We note at the outset that plaintiff contends on appeal only that he sustained a serious injury to his cervical spine under the permanent consequential limitation of use, significant limitation of use, and 90/180-day categories of serious injury, and therefore he has abandoned his other particularized claims of serious injury (see Koneski v. Seppala , 158 A.D.3d 1211, 1212, 70 N.Y.S.3d 625 [4th Dept. 2018] ; Barron v. Northtown World Auto , 137 A.D.3d 1708, 1708-1709, 28 N.Y.S.3d 753 [4th Dept. 2016] ).
"On a motion for summary judgment dismissing a complaint that alleges serious injury under Insurance Law § 5102 (d), the defendant bears the initial burden of establishing by competent medical evidence that [the] plaintiff did not sustain a serious injury caused by the accident" ( Gonyou v. McLaughlin , 82 A.D.3d 1626, 1627, 918 N.Y.S.2d 922 [4th Dept. 2011] [internal quotation marks omitted] ). Here, defendant met that burden by establishing through the affirmed report of his expert that plaintiff's injuries to his cervical spine were caused by a preexisting condition (see Perl v. Meher , 18 N.Y.3d 208, 218, 936 N.Y.S.2d 655, 960 N.E.2d 424 [2011] ; Goodwin v. Walter , 165 A.D.3d 1596, 1597, 85 N.Y.S.3d 312 [4th Dept. 2018] ; Kwitek v. Seier , 105 A.D.3d 1419, 1420-1421, 963 N.Y.S.2d 801 [4th Dept. 2013] ). After completing his examination of plaintiff and reviewing plaintiff's medical records and imaging studies, defendant's expert opined that there was no objective medical evidence that plaintiff sustained any significant orthopedic injury in the relevant accident. The expert noted that plaintiff had chronic orthopedic issues throughout his neck and had been on medication for chronic spinal problems since the 1980s. The expert also opined that there was no objective evidence that plaintiff's cervical spine condition had worsened as a result of the accident; that the imaging studies taken after the accident, as compared to the pre-accident studies, "showed [only] chronic degenerative findings"; and that ultimately there was no orthopedic injury to his cervical spine that was causally related to the accident.
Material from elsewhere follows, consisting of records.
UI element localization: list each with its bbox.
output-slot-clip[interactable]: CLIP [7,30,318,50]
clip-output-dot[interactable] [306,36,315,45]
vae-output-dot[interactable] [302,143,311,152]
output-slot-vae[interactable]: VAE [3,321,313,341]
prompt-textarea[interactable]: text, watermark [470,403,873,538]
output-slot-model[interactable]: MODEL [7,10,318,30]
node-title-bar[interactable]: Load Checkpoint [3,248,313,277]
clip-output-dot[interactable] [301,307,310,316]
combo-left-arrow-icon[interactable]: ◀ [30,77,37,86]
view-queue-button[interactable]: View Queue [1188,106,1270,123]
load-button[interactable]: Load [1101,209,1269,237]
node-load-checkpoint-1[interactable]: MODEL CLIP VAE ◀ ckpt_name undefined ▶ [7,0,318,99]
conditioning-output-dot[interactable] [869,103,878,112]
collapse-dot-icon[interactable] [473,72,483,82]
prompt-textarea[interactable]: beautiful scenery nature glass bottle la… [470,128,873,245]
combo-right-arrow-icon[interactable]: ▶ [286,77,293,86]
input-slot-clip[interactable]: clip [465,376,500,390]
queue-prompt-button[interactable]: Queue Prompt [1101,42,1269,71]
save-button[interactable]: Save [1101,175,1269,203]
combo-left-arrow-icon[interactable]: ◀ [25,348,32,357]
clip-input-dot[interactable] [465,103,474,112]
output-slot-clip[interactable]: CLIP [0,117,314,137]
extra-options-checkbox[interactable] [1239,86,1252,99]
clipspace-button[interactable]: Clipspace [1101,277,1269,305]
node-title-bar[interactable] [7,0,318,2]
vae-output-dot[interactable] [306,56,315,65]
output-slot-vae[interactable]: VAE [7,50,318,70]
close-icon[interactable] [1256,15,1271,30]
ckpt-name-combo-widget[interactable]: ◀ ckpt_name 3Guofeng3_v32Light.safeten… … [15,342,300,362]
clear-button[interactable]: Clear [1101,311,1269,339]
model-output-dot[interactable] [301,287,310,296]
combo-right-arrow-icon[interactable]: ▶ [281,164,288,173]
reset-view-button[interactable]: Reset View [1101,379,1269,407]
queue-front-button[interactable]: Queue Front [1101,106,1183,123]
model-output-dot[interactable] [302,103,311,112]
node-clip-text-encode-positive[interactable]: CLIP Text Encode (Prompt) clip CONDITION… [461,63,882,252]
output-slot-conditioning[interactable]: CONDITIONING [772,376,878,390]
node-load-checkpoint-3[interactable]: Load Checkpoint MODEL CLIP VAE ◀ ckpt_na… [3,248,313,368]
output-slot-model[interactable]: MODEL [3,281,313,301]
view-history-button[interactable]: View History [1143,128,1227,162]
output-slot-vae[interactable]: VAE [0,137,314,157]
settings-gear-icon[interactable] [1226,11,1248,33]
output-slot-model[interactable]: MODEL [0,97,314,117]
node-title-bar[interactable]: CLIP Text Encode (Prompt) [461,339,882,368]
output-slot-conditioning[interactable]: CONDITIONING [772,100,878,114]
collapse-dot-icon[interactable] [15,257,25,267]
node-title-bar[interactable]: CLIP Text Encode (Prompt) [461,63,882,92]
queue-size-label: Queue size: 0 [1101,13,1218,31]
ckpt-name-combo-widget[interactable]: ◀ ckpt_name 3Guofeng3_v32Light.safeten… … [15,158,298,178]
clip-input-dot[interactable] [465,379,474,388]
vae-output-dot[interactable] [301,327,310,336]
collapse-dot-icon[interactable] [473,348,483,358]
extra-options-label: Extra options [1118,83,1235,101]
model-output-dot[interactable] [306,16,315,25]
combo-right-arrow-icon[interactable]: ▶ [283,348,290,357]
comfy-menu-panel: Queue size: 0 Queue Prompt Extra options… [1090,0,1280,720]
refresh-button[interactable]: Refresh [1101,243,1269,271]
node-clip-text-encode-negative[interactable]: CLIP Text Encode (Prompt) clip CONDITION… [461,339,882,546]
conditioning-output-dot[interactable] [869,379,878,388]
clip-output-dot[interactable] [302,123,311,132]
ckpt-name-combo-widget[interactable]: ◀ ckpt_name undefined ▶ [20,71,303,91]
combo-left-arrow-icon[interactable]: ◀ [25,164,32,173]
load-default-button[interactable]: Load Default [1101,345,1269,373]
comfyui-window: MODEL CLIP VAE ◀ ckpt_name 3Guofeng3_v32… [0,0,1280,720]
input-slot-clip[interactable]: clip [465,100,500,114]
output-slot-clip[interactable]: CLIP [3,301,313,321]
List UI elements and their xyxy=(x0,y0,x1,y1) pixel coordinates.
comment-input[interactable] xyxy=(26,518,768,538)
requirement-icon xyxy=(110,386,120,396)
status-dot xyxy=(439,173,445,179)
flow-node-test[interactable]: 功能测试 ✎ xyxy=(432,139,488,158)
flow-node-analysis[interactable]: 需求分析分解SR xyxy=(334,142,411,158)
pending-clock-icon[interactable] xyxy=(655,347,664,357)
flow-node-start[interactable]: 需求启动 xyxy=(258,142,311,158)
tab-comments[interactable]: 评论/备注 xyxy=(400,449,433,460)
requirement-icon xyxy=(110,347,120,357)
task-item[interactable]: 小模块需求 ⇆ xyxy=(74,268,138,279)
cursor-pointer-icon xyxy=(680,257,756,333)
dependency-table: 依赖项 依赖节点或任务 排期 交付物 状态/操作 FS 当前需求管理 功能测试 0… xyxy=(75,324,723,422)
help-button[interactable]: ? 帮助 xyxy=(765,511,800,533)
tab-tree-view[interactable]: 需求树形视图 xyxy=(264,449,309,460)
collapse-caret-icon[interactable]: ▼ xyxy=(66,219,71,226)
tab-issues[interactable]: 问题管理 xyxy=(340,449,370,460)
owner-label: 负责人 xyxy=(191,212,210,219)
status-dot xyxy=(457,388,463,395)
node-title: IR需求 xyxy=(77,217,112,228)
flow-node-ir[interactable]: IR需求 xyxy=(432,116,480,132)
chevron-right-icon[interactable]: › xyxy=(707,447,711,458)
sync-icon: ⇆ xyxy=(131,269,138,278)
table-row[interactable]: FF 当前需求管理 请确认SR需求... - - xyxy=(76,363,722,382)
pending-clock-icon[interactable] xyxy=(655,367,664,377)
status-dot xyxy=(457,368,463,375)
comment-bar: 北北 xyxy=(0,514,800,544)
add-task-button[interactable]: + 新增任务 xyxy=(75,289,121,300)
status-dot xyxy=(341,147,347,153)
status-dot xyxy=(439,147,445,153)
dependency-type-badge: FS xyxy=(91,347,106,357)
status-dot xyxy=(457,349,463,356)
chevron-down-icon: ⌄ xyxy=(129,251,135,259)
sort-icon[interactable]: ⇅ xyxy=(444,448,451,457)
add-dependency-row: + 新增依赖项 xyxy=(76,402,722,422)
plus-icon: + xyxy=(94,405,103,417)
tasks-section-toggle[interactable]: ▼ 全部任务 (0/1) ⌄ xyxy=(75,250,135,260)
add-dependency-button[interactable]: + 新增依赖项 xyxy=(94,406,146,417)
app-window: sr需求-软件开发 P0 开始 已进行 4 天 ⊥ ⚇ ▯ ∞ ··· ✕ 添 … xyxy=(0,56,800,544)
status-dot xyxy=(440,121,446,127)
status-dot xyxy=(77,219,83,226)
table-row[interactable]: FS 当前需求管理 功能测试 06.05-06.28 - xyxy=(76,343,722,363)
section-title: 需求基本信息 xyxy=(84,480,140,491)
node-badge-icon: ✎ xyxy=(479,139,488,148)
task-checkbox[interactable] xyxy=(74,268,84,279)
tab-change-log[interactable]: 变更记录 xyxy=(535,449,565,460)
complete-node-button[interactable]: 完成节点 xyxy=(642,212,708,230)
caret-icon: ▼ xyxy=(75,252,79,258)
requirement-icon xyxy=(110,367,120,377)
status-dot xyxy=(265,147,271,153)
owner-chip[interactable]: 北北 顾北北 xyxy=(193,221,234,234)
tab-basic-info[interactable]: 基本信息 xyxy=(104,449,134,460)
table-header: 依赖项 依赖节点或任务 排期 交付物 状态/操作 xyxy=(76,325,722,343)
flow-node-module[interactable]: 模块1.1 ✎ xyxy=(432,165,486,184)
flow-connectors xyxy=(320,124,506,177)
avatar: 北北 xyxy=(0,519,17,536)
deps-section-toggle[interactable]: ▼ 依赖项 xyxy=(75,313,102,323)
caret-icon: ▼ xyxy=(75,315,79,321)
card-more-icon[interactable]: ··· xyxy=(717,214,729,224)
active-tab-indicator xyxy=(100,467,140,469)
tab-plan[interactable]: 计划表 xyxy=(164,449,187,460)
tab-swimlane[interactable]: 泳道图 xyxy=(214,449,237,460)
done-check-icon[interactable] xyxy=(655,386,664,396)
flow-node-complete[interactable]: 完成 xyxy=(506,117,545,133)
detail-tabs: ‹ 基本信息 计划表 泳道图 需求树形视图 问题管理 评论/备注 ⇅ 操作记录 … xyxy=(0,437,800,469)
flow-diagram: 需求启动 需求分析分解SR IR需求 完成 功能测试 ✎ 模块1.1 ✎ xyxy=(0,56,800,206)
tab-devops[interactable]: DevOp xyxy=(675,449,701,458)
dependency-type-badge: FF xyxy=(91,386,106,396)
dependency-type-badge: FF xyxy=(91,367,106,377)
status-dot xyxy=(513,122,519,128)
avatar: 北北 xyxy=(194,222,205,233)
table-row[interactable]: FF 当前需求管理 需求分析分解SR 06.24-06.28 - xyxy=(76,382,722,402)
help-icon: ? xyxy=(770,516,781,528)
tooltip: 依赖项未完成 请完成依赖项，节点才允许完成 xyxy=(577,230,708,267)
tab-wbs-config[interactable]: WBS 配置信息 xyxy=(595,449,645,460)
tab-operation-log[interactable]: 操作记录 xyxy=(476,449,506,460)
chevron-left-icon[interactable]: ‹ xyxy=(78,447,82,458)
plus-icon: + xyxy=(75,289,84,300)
Because defendant met his initial burden on the motion, the burden shifted to plaintiff "to come forward with evidence addressing defendant's claimed lack of causation" ( Pommells v. Perez , 4 N.Y.3d 566, 580, 797 N.Y.S.2d 380, 830 N.E.2d 278 [2005] ; see Franchini v. Palmieri , 1 N.Y.3d 536, 537, 775 N.Y.S.2d 232, 807 N.E.2d 282 [2003] ; see also Carpenter v. Steadman , 149 A.D.3d 1599, 1600, 53 N.Y.S.3d 784 [4th Dept. 2017] ). Plaintiff, however, failed to present competent evidence in admissible form that "adequately address[ed] how plaintiff's alleged [cervical spine] injuries, in light of [his] past medical history, [were] causally related to the subject accident" ( Fisher v. Hill , 114 A.D.3d 1193, 1194, 980 N.Y.S.2d 196 [4th Dept. 2014], lv denied 23 N.Y.3d 909, 2014 WL 4235411 [2014] [internal quotation marks omitted]; see Franchini , 1 N.Y.3d at 537, 775 N.Y.S.2d 232, 807 N.E.2d 282 ; French v. Symborski , 118 A.D.3d 1251, 1252, 987 N.Y.S.2d 724 [4th Dept. 2014], lv denied 24 N.Y.3d 904, 2014 WL 4637174 [2014] ), and therefore failed to raise a triable issue of fact in opposition. We have reviewed plaintiff's remaining contentions and conclude that none warrants reversal or modification of the order.